Figure bien connue du monde des véhicules anciens, Xavier Hory est de ces passionnés qu’on reconnaît de loin. Ce collectionneur est aussi à l’aise derrière le volant d’un utilitaire d’époque qu’en uniforme de gendarme pour faire la circulation lors d’une manifestation. Toujours entouré de passionnés, souvent accompagné de ses camarades de l’Association du Patrimoine et des Traditions de la Gendarmerie (APTG). Xavier incarne à lui seul une mémoire vivante du patrimoine roulant français.

Sa collection compte aujourd’hui entre 90 à 95 véhicules, allant des années 1950 aux années 2000. Tout a commencé avec une Citroën 2CV, acquise à 18 ans. Depuis, la collection s’est enrichie au fil des trouvailles et des coups de cœur : poids lourds, utilitaires, tracteurs, véhicules de secours, véhicules de gendarmerie, berlines imposantes, corbillards et même un véhicule amphibie.

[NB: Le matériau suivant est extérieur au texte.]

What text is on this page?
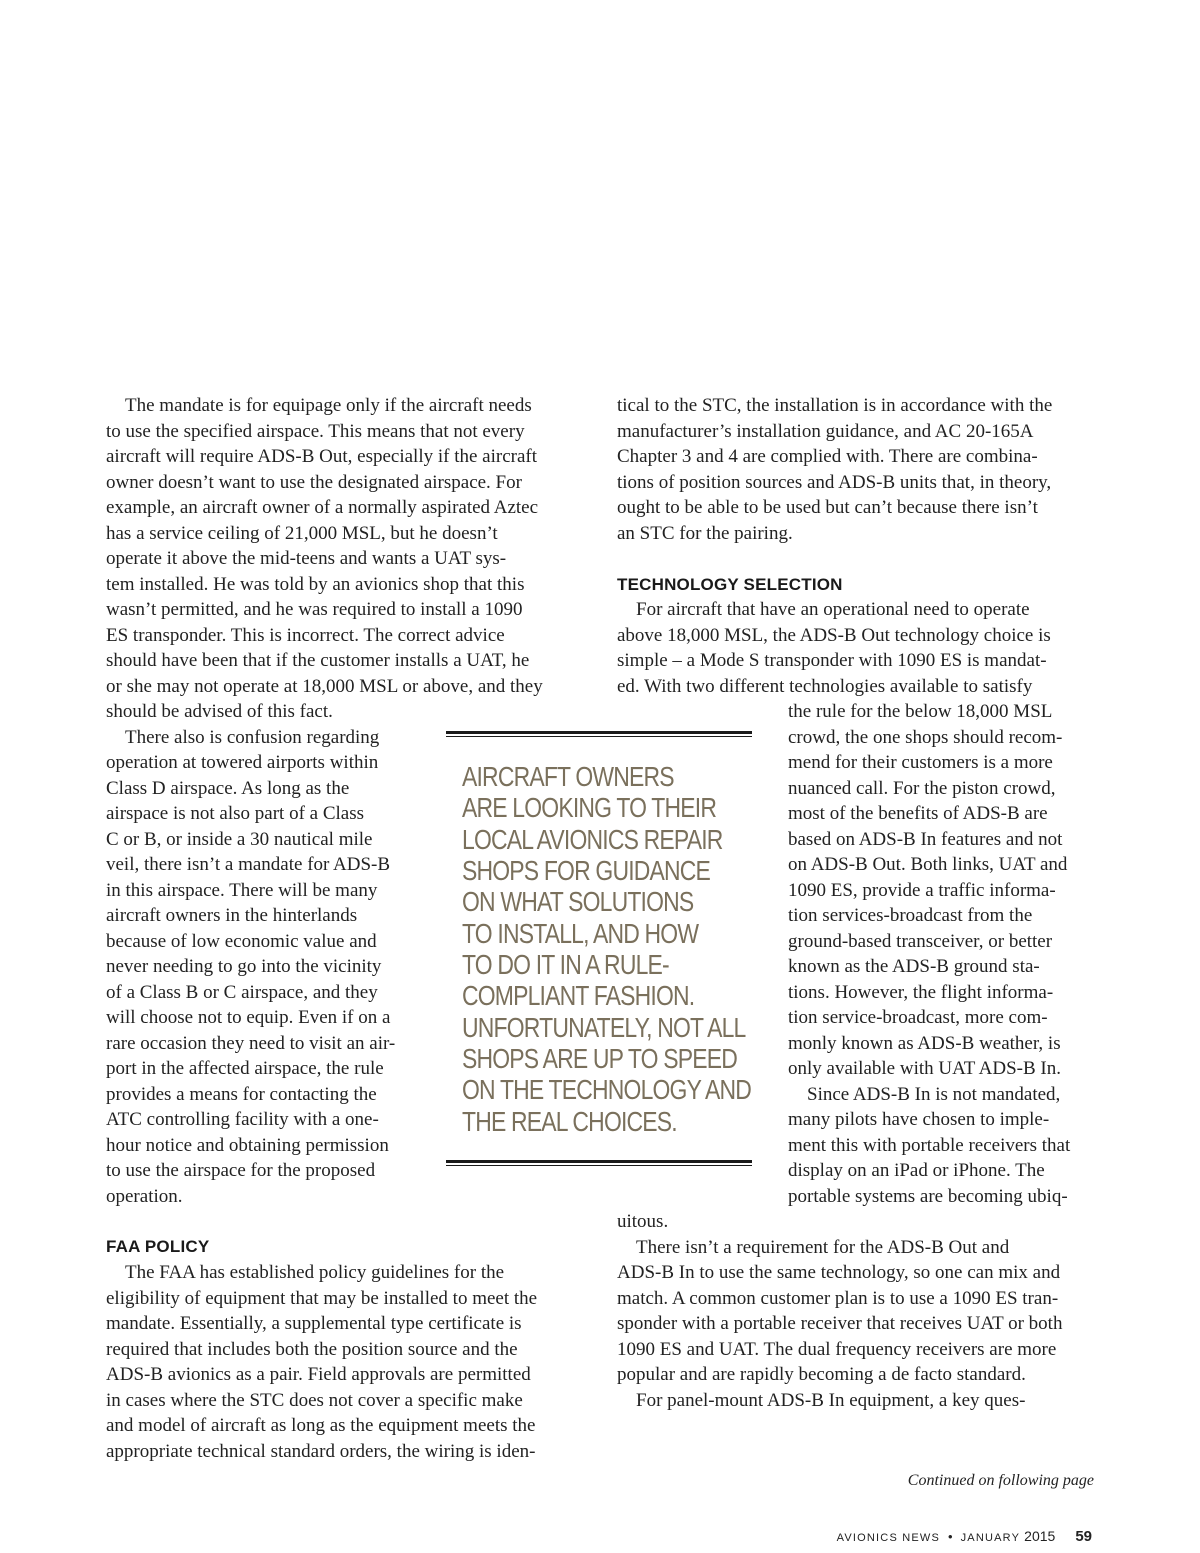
The mandate is for equipage only if the aircraft needs
to use the specified airspace. This means that not every
aircraft will require ADS-B Out, especially if the aircraft
owner doesn’t want to use the designated airspace. For
example, an aircraft owner of a normally aspirated Aztec
has a service ceiling of 21,000 MSL, but he doesn’t
operate it above the mid-teens and wants a UAT sys-
tem installed. He was told by an avionics shop that this
wasn’t permitted, and he was required to install a 1090
ES transponder. This is incorrect. The correct advice
should have been that if the customer installs a UAT, he
or she may not operate at 18,000 MSL or above, and they
should be advised of this fact.
There also is confusion regarding
operation at towered airports within
Class D airspace. As long as the
airspace is not also part of a Class
C or B, or inside a 30 nautical mile
veil, there isn’t a mandate for ADS-B
in this airspace. There will be many
aircraft owners in the hinterlands
because of low economic value and
never needing to go into the vicinity
of a Class B or C airspace, and they
will choose not to equip. Even if on a
rare occasion they need to visit an air-
port in the affected airspace, the rule
provides a means for contacting the
ATC controlling facility with a one-
hour notice and obtaining permission
to use the airspace for the proposed
operation.
FAA POLICY
The FAA has established policy guidelines for the
eligibility of equipment that may be installed to meet the
mandate. Essentially, a supplemental type certificate is
required that includes both the position source and the
ADS-B avionics as a pair. Field approvals are permitted
in cases where the STC does not cover a specific make
and model of aircraft as long as the equipment meets the
appropriate technical standard orders, the wiring is iden-
tical to the STC, the installation is in accordance with the
manufacturer’s installation guidance, and AC 20-165A
Chapter 3 and 4 are complied with. There are combina-
tions of position sources and ADS-B units that, in theory,
ought to be able to be used but can’t because there isn’t
an STC for the pairing.
TECHNOLOGY SELECTION
For aircraft that have an operational need to operate
above 18,000 MSL, the ADS-B Out technology choice is
simple – a Mode S transponder with 1090 ES is mandat-
ed. With two different technologies available to satisfy
the rule for the below 18,000 MSL
crowd, the one shops should recom-
mend for their customers is a more
nuanced call. For the piston crowd,
most of the benefits of ADS-B are
based on ADS-B In features and not
on ADS-B Out. Both links, UAT and
1090 ES, provide a traffic informa-
tion services-broadcast from the
ground-based transceiver, or better
known as the ADS-B ground sta-
tions. However, the flight informa-
tion service-broadcast, more com-
monly known as ADS-B weather, is
only available with UAT ADS-B In.
Since ADS-B In is not mandated,
many pilots have chosen to imple-
ment this with portable receivers that
display on an iPad or iPhone. The
portable systems are becoming ubiq-
uitous.
There isn’t a requirement for the ADS-B Out and
ADS-B In to use the same technology, so one can mix and
match. A common customer plan is to use a 1090 ES tran-
sponder with a portable receiver that receives UAT or both
1090 ES and UAT. The dual frequency receivers are more
popular and are rapidly becoming a de facto standard.
For panel-mount ADS-B In equipment, a key ques-
AIRCRAFT OWNERS
ARE LOOKING TO THEIR
LOCAL AVIONICS REPAIR
SHOPS FOR GUIDANCE
ON WHAT SOLUTIONS
TO INSTALL, AND HOW
TO DO IT IN A RULE-
COMPLIANT FASHION.
UNFORTUNATELY, NOT ALL
SHOPS ARE UP TO SPEED
ON THE TECHNOLOGY AND
THE REAL CHOICES.
Continued on following page
AVIONICS NEWS • JANUARY 2015 59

« J’aime les véhicules qui racontent une histoire, même ceux que certains trouvent moches », confie Xavier. Et il faut bien l’admettre, sa collection, aussi hétéroclite soit-elle, a une cohérence : elle retrace une partie du patrimoine routier français, souvent oublié. Ses amis, amusés, ont d’ailleurs surnommé l’ensemble « le musée des horreurs ».
Dès son plus jeune âge, Xavier rêvait de plusieurs métiers : gendarme, transporteur ou agriculteur. La santé l’a empêché de devenir gendarme, l’absence de terres de s’installer comme agriculteur ; il est donc devenu transporteur routier, un métier qui lui a permis de rester proche de sa passion pour les véhicules.

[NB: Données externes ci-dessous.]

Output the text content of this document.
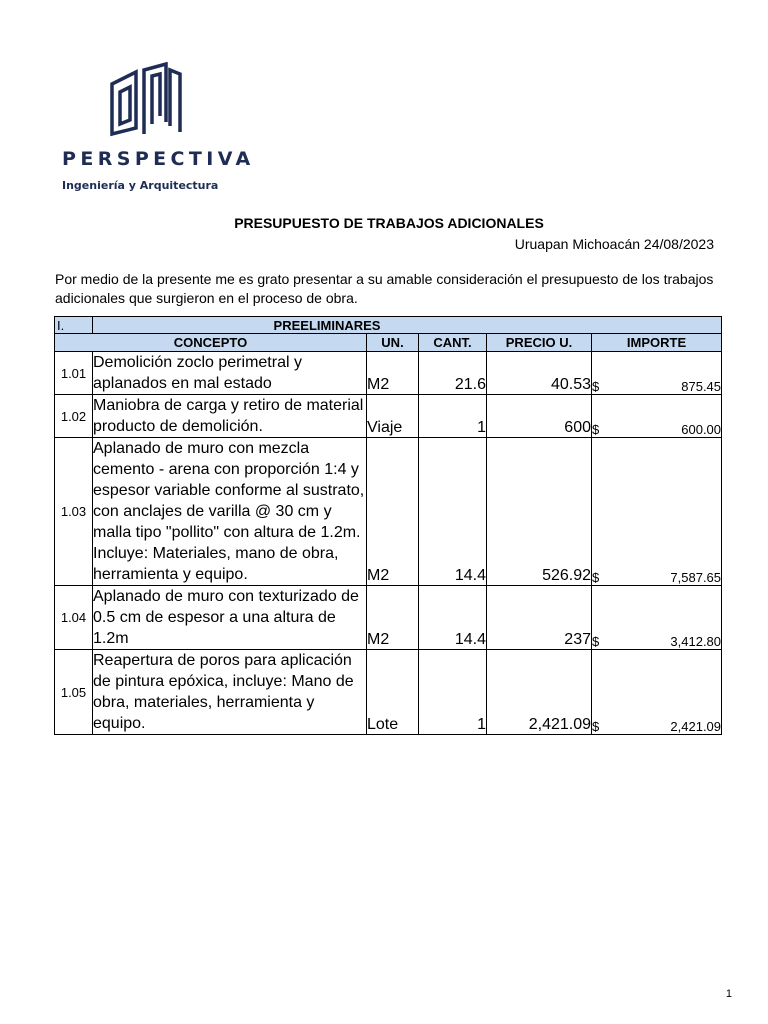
PERSPECTIVA
Ingeniería y Arquitectura
PRESUPUESTO DE TRABAJOS ADICIONALES
Uruapan Michoacán 24/08/2023
Por medio de la presente me es grato presentar a su amable consideración el presupuesto de los trabajos adicionales que surgieron en el proceso de obra.
I.	PREELIMINARES				
CONCEPTO		UN.	CANT.	PRECIO U.	IMPORTE
1.01	Demolición zoclo perimetral y aplanados en mal estado	M2	21.6	40.53	$ 875.45

1.02	Maniobra de carga y retiro de material producto de demolición.	Viaje	1	600	$ 600.00

1.03	Aplanado de muro con mezcla cemento - arena con proporción 1:4 y espesor variable conforme al sustrato, con anclajes de varilla @ 30 cm y malla tipo "pollito" con altura de 1.2m. Incluye: Materiales, mano de obra, herramienta y equipo.	M2	14.4	526.92	$ 7,587.65

1.04	Aplanado de muro con texturizado de 0.5 cm de espesor a una altura de 1.2m	M2	14.4	237	$ 3,412.80

1.05	Reapertura de poros para aplicación de pintura epóxica, incluye: Mano de obra, materiales, herramienta y equipo.	Lote	1	2,421.09	$ 2,421.09
1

Mais le destin a de l’humour : à travers l’APTG, il côtoie désormais des gendarmes, participe à des cérémonies, journées portes ouvertes et autres reconstitutions historiques. « D’une certaine manière, je vis aujourd’hui mon rêve d’enfant », admet-il.



Une collection qui mélange l’ordinaire et l’extraordinaire
Dans les allées de son hangar, les modèles se succèdent. Ici, une Renault 12 héritée de la famille, « dans son jus ». Là, une Trabant bleue ciel, rescapée de l’Allemagne de l’Est, au moteur deux temps de 594 cm³ et à la carrosserie en Duroplast, ce plastique renforcé de coton inventé pour pallier le manque d’acier.







Un peu plus loin, c’est une Peugeot 404 ambulance de 1967, à peine 20 000 km au compteur, ou encore une Visa Club de 1987 qui affiche fièrement 40 000 km. La diversité impressionne : on passe sans transition d’une Renault 5 décorée façon “SOS Médecin” à un camion incendie opérationnel, prêt à répondre à un appel si besoin.
La diversité de sa collection est saisissante : un camion tireur-pousseur capable de déplacer 180 tonnes, une Renault Clio Baccara, un Citroën C15, une Renault 20 TL automatic, une Fiat Panda, une Jeep, une DAF 33 Variomatic, un Renault Espace, une Renault 5, une Lada Samara, sans oublier les véhicules sans permis ou les tracteurs agricoles. Et puis, trônant au fond d’un atelier, une Berliet de 1938 en cours de restauration mécanique. « C’est ma seule voiture d’avant-guerre, une 6 glaces, 5 places avec un hayon qui s’ouvre en deux parties », raconte Xavier.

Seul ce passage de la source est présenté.